Ignore Spiritual “Get Rich Quick” Schemes: A Call for Patient Evangelism


Almost everyone knows the story of Adoniram Judson. But among the most God-honoring and baffling parts of his story is what happened on his way to the mission field: he broke his ties with the Congregationalist Church because he changed his convictions on baptism. His friend and fellow laborer, Luther Rice, had similarly shifted. Rice returned to the U.S. to raise support from Baptist churches for Judson, who was now a missionary without any sending churches. Under Rice’s initiative, Baptist churches in the U.S. supported Judson for decades—without ever even meeting him. Rice returned home in 1812, but Judson’s first and only visit back wasn’t until 1845, more than 30 years later.

In other words, these churches faithfully supported the ministry of a man they’d never met. They only knew Judson by way of his reputation and the letters that came several months after current events. He never once visited with rousing stories of regular converts.

How does a church get its members invested in the Great Commission like that? It’s a question many church leaders ask themselves. We know Christians are called to take the gospel to the nations, yet often it’s challenging to get people motivated about evangelistic work in faraway places.

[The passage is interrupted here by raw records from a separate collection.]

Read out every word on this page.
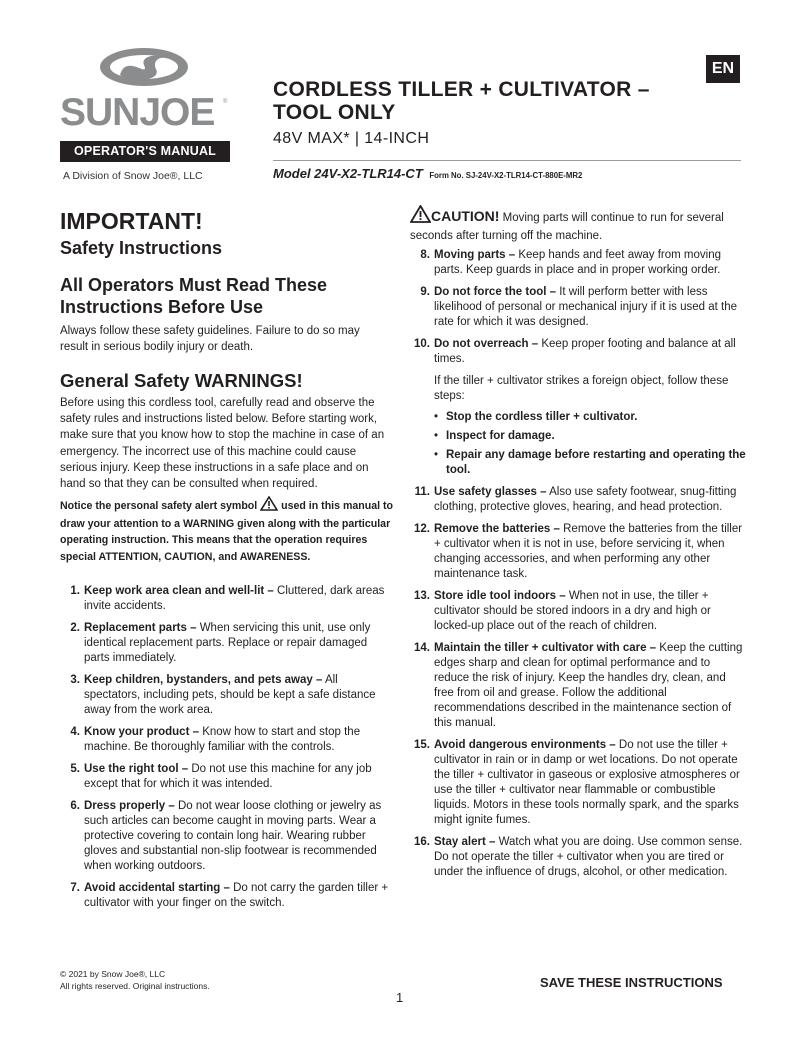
SUNJOE ®
OPERATOR'S MANUAL
A Division of Snow Joe®, LLC
EN
CORDLESS TILLER + CULTIVATOR – TOOL ONLY
48V MAX* | 14-INCH
Model 24V-X2-TLR14-CT Form No. SJ-24V-X2-TLR14-CT-880E-MR2
IMPORTANT!
Safety Instructions
All Operators Must Read These Instructions Before Use
Always follow these safety guidelines. Failure to do so may result in serious bodily injury or death.
General Safety WARNINGS!
Before using this cordless tool, carefully read and observe the safety rules and instructions listed below. Before starting work, make sure that you know how to stop the machine in case of an emergency. The incorrect use of this machine could cause serious injury. Keep these instructions in a safe place and on hand so that they can be consulted when required.
Notice the personal safety alert symbol used in this manual to draw your attention to a WARNING given along with the particular operating instruction. This means that the operation requires special ATTENTION, CAUTION, and AWARENESS.
1. Keep work area clean and well-lit – Cluttered, dark areas invite accidents.
2. Replacement parts – When servicing this unit, use only identical replacement parts. Replace or repair damaged parts immediately.
3. Keep children, bystanders, and pets away – All spectators, including pets, should be kept a safe distance away from the work area.
4. Know your product – Know how to start and stop the machine. Be thoroughly familiar with the controls.
5. Use the right tool – Do not use this machine for any job except that for which it was intended.
6. Dress properly – Do not wear loose clothing or jewelry as such articles can become caught in moving parts. Wear a protective covering to contain long hair. Wearing rubber gloves and substantial non-slip footwear is recommended when working outdoors.
7. Avoid accidental starting – Do not carry the garden tiller + cultivator with your finger on the switch.
CAUTION! Moving parts will continue to run for several seconds after turning off the machine.
8. Moving parts – Keep hands and feet away from moving parts. Keep guards in place and in proper working order.
9. Do not force the tool – It will perform better with less likelihood of personal or mechanical injury if it is used at the rate for which it was designed.
10. Do not overreach – Keep proper footing and balance at all times.
If the tiller + cultivator strikes a foreign object, follow these steps:
• Stop the cordless tiller + cultivator.
• Inspect for damage.
• Repair any damage before restarting and operating the tool.
11. Use safety glasses – Also use safety footwear, snug-fitting clothing, protective gloves, hearing, and head protection.
12. Remove the batteries – Remove the batteries from the tiller + cultivator when it is not in use, before servicing it, when changing accessories, and when performing any other maintenance task.
13. Store idle tool indoors – When not in use, the tiller + cultivator should be stored indoors in a dry and high or locked-up place out of the reach of children.
14. Maintain the tiller + cultivator with care – Keep the cutting edges sharp and clean for optimal performance and to reduce the risk of injury. Keep the handles dry, clean, and free from oil and grease. Follow the additional recommendations described in the maintenance section of this manual.
15. Avoid dangerous environments – Do not use the tiller + cultivator in rain or in damp or wet locations. Do not operate the tiller + cultivator in gaseous or explosive atmospheres or use the tiller + cultivator near flammable or combustible liquids. Motors in these tools normally spark, and the sparks might ignite fumes.
16. Stay alert – Watch what you are doing. Use common sense. Do not operate the tiller + cultivator when you are tired or under the influence of drugs, alcohol, or other medication.
© 2021 by Snow Joe®, LLC
All rights reserved. Original instructions.	SAVE THESE INSTRUCTIONS
1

Perhaps this is why pastors assume that what their church members need is more excitement about the spiritual results of missions. They need to see how thrilling it is when men and women step out of a culture where Christianity is totally alien, and into the kingdom of light. So why not use whatever means possible to excite churches with those images?


The result is story after story of dramatic conversions and mass movements. Churches rarely celebrate slow, hard-slogging work that’s yet to see fruit. In doing so, we unintentionally create spiritual versions of get-rich-quick testimonials, showing how through only a little extra giving and a little extra prayer, you too can see an entire unreached people group saved in your lifetime.

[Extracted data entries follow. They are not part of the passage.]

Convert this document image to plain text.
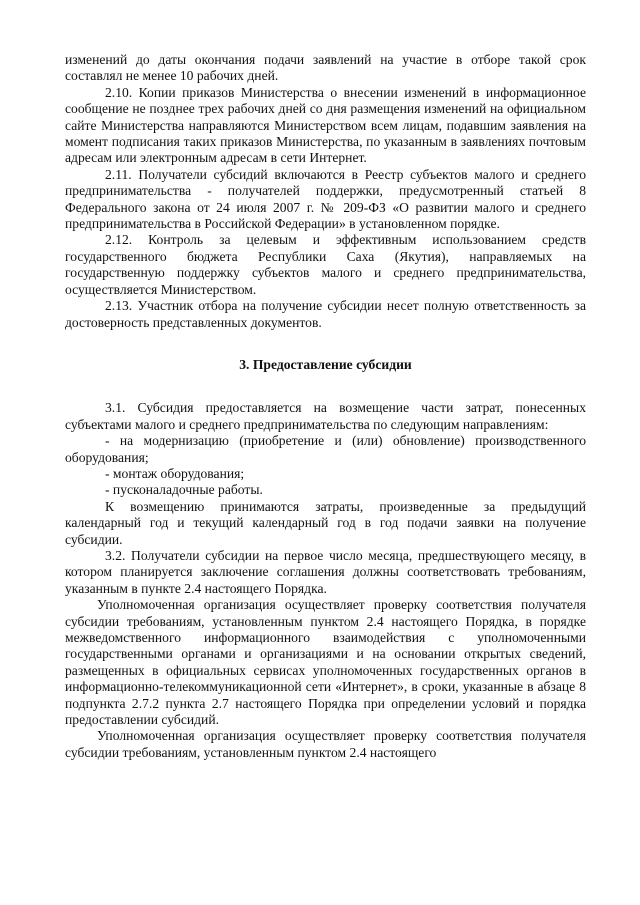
изменений до даты окончания подачи заявлений на участие в отборе такой срок составлял не менее 10 рабочих дней.

2.10. Копии приказов Министерства о внесении изменений в информационное сообщение не позднее трех рабочих дней со дня размещения изменений на официальном сайте Министерства направляются Министерством всем лицам, подавшим заявления на момент подписания таких приказов Министерства, по указанным в заявлениях почтовым адресам или электронным адресам в сети Интернет.

2.11. Получатели субсидий включаются в Реестр субъектов малого и среднего предпринимательства - получателей поддержки, предусмотренный статьей 8 Федерального закона от 24 июля 2007 г. № 209-ФЗ «О развитии малого и среднего предпринимательства в Российской Федерации» в установленном порядке.

2.12. Контроль за целевым и эффективным использованием средств государственного бюджета Республики Саха (Якутия), направляемых на государственную поддержку субъектов малого и среднего предпринимательства, осуществляется Министерством.

2.13. Участник отбора на получение субсидии несет полную ответственность за достоверность представленных документов.

3. Предоставление субсидии

3.1. Субсидия предоставляется на возмещение части затрат, понесенных субъектами малого и среднего предпринимательства по следующим направлениям:

- на модернизацию (приобретение и (или) обновление) производственного оборудования;

- монтаж оборудования;

- пусконаладочные работы.

К возмещению принимаются затраты, произведенные за предыдущий календарный год и текущий календарный год в год подачи заявки на получение субсидии.

3.2. Получатели субсидии на первое число месяца, предшествующего месяцу, в котором планируется заключение соглашения должны соответствовать требованиям, указанным в пункте 2.4 настоящего Порядка.

Уполномоченная организация осуществляет проверку соответствия получателя субсидии требованиям, установленным пунктом 2.4 настоящего Порядка, в порядке межведомственного информационного взаимодействия с уполномоченными государственными органами и организациями и на основании открытых сведений, размещенных в официальных сервисах уполномоченных государственных органов в информационно-телекоммуникационной сети «Интернет», в сроки, указанные в абзаце 8 подпункта 2.7.2 пункта 2.7 настоящего Порядка при определении условий и порядка предоставлении субсидий.

Уполномоченная организация осуществляет проверку соответствия получателя субсидии требованиям, установленным пунктом 2.4 настоящего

In our efforts to quickly mobilize churches in missions, I fear we’re unintentionally undermining the church’s ability to patiently invest for the spiritual long-term. I fear we’re training churches who would’ve brought home William Carey or Adoniram Judson due to their evangelistic inefficiency in the first seven or eight years.

Not only that, but when people learn to expect those sorts of stories abroad, they begin to grade health and growth in their own church with the same rubric. Do you find yourself chasing after silver-bullet plans to bring people into your doors? Do your people find it hard to believe that their own faithful witness in their families, workplace, or neighborhood can bear fruit if no one has come to faith around them in the last year? Do they (and you) look to revivals and rallies—events that quickly come and go—rather than the faithful presence of a congregation that proclaims the Word of God year in and year out? These things may be a consequence of the way you have taught your church to think about conversion abroad.

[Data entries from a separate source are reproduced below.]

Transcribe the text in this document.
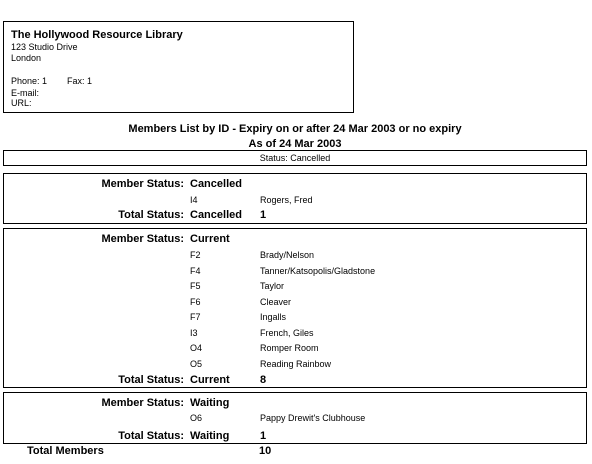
The Hollywood Resource Library
123 Studio Drive
London
Phone: 1 Fax: 1
E-mail:
URL:
Members List by ID - Expiry on or after 24 Mar 2003 or no expiry
As of 24 Mar 2003
Status: Cancelled
Member Status: Cancelled
I4	Rogers, Fred
Total Status: Cancelled 1
Member Status: Current
F2	Brady/Nelson
F4	Tanner/Katsopolis/Gladstone
F5	Taylor
F6	Cleaver
F7	Ingalls
I3	French, Giles
O4	Romper Room
O5	Reading Rainbow
Total Status: Current	8
Member Status: Waiting
O6	Pappy Drewit's Clubhouse
Total Status: Waiting	1
Total Members	10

Jesus made it abundantly clear that the effectiveness of sowing the word cannot be accurately measured right away. The parable of the soils shows us it takes time to see if a conversion is substantial or ephemeral (Matt. 13). Sometimes, said pastor Charles Bridges, “The seed may lie under the clods till we lie there, and then spring up” (The Christian Ministry, 75).

We must train ourselves and our congregations to celebrate and prize faithful endurance in ministry. Seeing the fruits of our labor is a gift from the Lord—one that even the apostle Paul didn’t always receive. We must also grow in confidence that even if we don’t get to see fruit in this life, the Word of the Lord will not return empty, but will accomplish its purpose (see Isaiah 55:11).


One of the best ways for a church to grow in patience is to look for evidences of enduring grace. Nothing has given me more confidence in the long-term effectiveness of the Word than seeing it in the lives of people in my own church. Men who were once chasing after sin are now pastors and shepherds; marriages that once seemed broken have healed over time; angry people have grown in mercy; selfish people now love to serve. None of these things happened quickly.

Just like in the financial market, the most rewarding spiritual investments often take a long time to mature.

The steady, slowly sanctifying life of the church should train us how to invest for heaven. It teaches churches to be patient even as they long to hear reports of mass conversions in outer Mongolia or Iraq or the Amazonian interior. It teaches them to be patient in persisting in prayer and testimony to their neighbor. It teaches future missionaries that the work of a missionary takes discipline and patience, full of quiet, unimpressive service.

As your missionaries return home and give reports of their work on the field, encourage them. Let them know they don’t need to have an incredible conversion story in order to prove they’re worth your church’s support. But also let them know that they must show labor as a worker worthy of his wages; they must be willing to trust the Lord with their labors. They may plant or water, but only God can give the growth.

Healthy churches will foster amongst their members a dogged determination to see the lost come to faith. Over time, this will cultivate both missionaries who last and churches patient and prayerful enough to support them.

Caleb Greggsen

Caleb Greggsen pastors an English-speaking church in Central Asia.